First, the campaigning suggestion. One thing I hadn't been aware of before this crisis, because it's not an art form I ever attend, is how critical pantomime season is to many theatres. How about all the regional theatres who put on a pantomime getting together and starting a campaign with that as the central theme? Explain to the local press what the impact of no pantomime will have on venue finances, talk about how many people attend, how it spills out into the wider economy. Perhaps they should talk it up as a British institution, an argument I don't much care for, but seems the sort of thing that might cut through with the current government.
Secondly, the fundraising suggestion. Rather than just ask for donations alongside streamed performances (or just generally), I'm surprised that more venues haven't considered the possibility of auctions (the only one I've seen so far was from the Donmar for armour worn by Tom Hiddleston in their Coriolanus). Surely there must be other props from successful shows that venues could try this with, or signed posters and playtexts, or leading performers offering readings, or other unique gifts along those lines. A family member also wondered whether there might not be mileage in selling programmes for seasons that would have taken place (personally I'd have paid for an Edinburgh International Festival programme for the year of covid). I assume, again, that a major problem for the sector must be that most if not all the fundraising staff are furloughed. But I can't help feeling that efforts along these lines, in these desperate times, have got to be worth a try - and might do as much to help keep audiences connected as the archival streaming.

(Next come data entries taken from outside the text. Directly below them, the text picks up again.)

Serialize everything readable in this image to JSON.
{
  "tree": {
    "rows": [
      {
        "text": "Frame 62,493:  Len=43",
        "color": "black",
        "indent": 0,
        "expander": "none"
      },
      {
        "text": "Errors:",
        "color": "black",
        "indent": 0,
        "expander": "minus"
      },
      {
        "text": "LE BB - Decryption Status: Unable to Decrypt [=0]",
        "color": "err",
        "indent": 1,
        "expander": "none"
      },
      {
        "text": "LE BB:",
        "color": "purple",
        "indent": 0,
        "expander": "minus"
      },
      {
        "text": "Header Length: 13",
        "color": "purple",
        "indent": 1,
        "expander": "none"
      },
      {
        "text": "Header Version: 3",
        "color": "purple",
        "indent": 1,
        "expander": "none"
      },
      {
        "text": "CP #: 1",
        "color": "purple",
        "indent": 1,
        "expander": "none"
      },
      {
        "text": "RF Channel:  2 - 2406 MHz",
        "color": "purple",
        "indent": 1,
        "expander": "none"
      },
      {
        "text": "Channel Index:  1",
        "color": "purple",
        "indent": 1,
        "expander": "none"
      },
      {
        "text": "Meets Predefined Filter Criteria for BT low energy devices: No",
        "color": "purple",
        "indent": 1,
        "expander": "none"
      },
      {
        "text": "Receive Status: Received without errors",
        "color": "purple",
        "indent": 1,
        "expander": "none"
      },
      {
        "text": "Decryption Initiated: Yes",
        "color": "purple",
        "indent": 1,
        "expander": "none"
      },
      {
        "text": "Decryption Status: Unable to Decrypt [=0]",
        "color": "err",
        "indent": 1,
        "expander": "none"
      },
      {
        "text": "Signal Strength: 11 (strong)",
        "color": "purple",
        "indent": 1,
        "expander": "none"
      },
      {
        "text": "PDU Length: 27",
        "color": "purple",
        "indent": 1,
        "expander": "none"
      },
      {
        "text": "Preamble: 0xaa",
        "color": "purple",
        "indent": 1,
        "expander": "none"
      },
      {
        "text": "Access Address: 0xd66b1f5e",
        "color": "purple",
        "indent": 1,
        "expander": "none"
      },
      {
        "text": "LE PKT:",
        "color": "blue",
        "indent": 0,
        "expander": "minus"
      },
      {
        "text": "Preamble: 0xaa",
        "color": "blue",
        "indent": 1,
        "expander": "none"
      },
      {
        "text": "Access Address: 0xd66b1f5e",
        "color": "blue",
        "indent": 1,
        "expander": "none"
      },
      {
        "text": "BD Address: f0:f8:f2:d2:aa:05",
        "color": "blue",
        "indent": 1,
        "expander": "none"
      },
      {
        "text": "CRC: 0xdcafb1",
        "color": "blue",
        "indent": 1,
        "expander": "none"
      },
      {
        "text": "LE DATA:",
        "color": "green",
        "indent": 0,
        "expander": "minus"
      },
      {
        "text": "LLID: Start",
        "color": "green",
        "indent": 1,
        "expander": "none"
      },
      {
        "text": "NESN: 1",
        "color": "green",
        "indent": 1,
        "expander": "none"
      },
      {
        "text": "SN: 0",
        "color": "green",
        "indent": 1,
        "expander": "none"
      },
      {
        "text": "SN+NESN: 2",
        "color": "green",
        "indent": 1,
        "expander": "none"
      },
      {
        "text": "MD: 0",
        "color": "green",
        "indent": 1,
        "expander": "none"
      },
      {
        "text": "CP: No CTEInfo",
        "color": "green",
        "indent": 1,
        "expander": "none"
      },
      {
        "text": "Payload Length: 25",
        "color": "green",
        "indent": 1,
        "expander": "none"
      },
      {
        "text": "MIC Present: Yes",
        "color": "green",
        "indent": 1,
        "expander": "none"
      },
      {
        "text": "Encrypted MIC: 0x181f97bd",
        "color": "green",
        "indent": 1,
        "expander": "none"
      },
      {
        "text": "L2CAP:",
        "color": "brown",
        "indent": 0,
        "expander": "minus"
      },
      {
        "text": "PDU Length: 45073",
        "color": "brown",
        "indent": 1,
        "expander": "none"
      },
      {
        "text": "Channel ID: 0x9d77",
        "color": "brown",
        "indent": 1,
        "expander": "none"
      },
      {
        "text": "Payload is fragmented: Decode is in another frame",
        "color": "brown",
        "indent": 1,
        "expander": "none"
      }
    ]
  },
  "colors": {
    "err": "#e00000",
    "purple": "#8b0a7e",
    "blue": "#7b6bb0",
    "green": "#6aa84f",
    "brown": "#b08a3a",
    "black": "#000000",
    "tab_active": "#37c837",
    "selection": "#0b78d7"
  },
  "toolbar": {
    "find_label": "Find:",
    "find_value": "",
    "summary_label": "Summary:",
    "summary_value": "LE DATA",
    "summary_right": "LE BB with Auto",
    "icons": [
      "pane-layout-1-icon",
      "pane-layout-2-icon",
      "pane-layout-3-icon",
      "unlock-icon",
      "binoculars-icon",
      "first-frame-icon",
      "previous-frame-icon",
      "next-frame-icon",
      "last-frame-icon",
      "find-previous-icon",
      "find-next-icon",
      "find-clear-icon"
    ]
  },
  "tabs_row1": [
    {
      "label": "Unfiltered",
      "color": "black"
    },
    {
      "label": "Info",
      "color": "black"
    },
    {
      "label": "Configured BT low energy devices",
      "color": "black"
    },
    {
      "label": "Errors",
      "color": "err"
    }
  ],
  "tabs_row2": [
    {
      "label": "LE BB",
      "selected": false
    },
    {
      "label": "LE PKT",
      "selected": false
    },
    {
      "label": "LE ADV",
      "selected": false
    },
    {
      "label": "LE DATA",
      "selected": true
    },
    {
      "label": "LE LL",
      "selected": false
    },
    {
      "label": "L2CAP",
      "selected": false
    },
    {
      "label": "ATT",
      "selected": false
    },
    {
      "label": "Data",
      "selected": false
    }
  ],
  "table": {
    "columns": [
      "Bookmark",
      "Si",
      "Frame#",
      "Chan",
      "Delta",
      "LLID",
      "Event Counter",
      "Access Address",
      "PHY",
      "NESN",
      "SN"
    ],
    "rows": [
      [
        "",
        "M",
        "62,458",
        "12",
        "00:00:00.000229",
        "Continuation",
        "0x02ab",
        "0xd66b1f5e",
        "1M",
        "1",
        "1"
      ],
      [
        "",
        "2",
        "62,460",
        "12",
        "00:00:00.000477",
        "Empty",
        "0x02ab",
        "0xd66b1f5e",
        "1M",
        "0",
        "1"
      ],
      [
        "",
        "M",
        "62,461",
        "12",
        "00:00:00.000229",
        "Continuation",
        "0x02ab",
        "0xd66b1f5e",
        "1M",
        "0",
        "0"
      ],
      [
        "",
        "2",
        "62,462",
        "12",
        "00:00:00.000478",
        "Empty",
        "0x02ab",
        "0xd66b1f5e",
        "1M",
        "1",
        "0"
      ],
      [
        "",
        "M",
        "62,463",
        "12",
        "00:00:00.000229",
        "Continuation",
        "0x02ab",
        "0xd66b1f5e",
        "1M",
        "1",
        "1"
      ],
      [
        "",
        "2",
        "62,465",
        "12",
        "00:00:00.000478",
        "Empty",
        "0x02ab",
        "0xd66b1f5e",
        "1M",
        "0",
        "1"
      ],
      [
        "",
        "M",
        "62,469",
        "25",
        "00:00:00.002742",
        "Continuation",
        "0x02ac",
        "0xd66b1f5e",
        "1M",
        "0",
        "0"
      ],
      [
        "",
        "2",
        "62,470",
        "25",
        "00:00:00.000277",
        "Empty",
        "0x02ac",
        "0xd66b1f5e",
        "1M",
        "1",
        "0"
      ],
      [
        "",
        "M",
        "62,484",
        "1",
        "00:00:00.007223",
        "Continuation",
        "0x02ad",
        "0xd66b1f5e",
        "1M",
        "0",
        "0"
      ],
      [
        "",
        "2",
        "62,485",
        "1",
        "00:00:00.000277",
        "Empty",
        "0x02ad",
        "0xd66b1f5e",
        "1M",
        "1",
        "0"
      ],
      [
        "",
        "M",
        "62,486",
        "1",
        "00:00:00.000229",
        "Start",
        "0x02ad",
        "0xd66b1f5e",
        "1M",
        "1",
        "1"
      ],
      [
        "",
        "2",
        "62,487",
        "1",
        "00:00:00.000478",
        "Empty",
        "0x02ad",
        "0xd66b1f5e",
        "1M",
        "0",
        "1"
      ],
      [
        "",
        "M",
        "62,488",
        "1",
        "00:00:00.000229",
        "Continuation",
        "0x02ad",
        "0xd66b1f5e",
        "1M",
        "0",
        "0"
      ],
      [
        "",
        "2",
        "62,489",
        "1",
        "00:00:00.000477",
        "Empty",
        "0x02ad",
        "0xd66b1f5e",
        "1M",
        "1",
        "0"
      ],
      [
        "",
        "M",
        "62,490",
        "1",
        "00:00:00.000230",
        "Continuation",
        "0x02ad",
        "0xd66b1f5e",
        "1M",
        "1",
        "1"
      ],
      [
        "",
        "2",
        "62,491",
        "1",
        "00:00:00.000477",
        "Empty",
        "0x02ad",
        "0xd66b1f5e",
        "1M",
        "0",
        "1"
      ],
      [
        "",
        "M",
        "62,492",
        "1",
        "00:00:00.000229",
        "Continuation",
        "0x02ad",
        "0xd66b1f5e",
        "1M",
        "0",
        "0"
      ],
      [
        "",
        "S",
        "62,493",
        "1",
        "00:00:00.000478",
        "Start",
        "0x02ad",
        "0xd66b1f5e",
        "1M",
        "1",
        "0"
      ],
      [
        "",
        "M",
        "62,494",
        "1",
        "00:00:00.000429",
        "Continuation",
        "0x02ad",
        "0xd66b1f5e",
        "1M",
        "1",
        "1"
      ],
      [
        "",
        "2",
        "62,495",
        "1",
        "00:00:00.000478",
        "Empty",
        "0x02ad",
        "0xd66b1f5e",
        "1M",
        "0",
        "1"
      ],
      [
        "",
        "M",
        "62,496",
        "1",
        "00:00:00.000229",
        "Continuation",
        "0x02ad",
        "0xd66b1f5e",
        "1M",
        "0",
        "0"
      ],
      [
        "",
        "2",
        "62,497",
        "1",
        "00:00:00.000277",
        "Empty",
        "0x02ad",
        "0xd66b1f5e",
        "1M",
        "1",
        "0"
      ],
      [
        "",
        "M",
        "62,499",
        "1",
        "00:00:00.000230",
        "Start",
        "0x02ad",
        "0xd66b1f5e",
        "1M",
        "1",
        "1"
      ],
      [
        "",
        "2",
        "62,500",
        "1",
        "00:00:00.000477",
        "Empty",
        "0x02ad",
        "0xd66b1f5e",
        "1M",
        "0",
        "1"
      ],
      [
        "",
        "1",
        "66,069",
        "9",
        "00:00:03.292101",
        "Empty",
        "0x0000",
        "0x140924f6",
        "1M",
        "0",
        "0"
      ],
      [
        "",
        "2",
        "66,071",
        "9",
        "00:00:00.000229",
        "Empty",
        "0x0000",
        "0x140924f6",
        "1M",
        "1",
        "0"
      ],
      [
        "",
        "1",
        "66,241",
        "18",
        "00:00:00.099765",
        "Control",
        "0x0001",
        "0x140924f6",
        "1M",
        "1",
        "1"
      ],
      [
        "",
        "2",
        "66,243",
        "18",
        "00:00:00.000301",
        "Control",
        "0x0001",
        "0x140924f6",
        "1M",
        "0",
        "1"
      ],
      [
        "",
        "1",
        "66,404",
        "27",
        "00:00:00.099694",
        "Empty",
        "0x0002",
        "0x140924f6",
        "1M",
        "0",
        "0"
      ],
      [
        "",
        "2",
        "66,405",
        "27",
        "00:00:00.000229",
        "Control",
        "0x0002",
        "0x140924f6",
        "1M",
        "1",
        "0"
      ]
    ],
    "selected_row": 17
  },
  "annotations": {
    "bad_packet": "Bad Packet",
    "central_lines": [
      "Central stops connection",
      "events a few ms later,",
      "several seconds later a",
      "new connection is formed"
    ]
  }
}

Two weeks ago I was already gloomy about the future of my beloved arts. Now I feel both close to despair and increasingly angry. The government is essentially silent. The sector, at least in public, still lacks a consistent collective voice. It is perfectly clear that venues cannot sustain the situation much longer, the situation for freelancers is less visible but arguably worse (Update: it was good to see a BBC report highlighting the desperate plight of individuals after I published this). Recent fine initiatives - the BBC/Wigmore Hall lunchtime concerts and, on Saturday evening, the Royal Opera's live broadcast from their stage - have been moving reminders of what we are in danger of losing. It is time for people to act before it really is too late. The biggest responsibility rests with Dowden and the DCMS. At the moment they are conspicuously failing to meet it.
Postscript: I was in the final stages of editing this post yesterday when, checking Oliver Dowden's Twitter feed, I saw that he had taken the time to contact Google about a missing image of Churchill from one of their pages. That he has time to concern himself with that but not to say anything about the closures and cancellations of the last few days speaks volumes.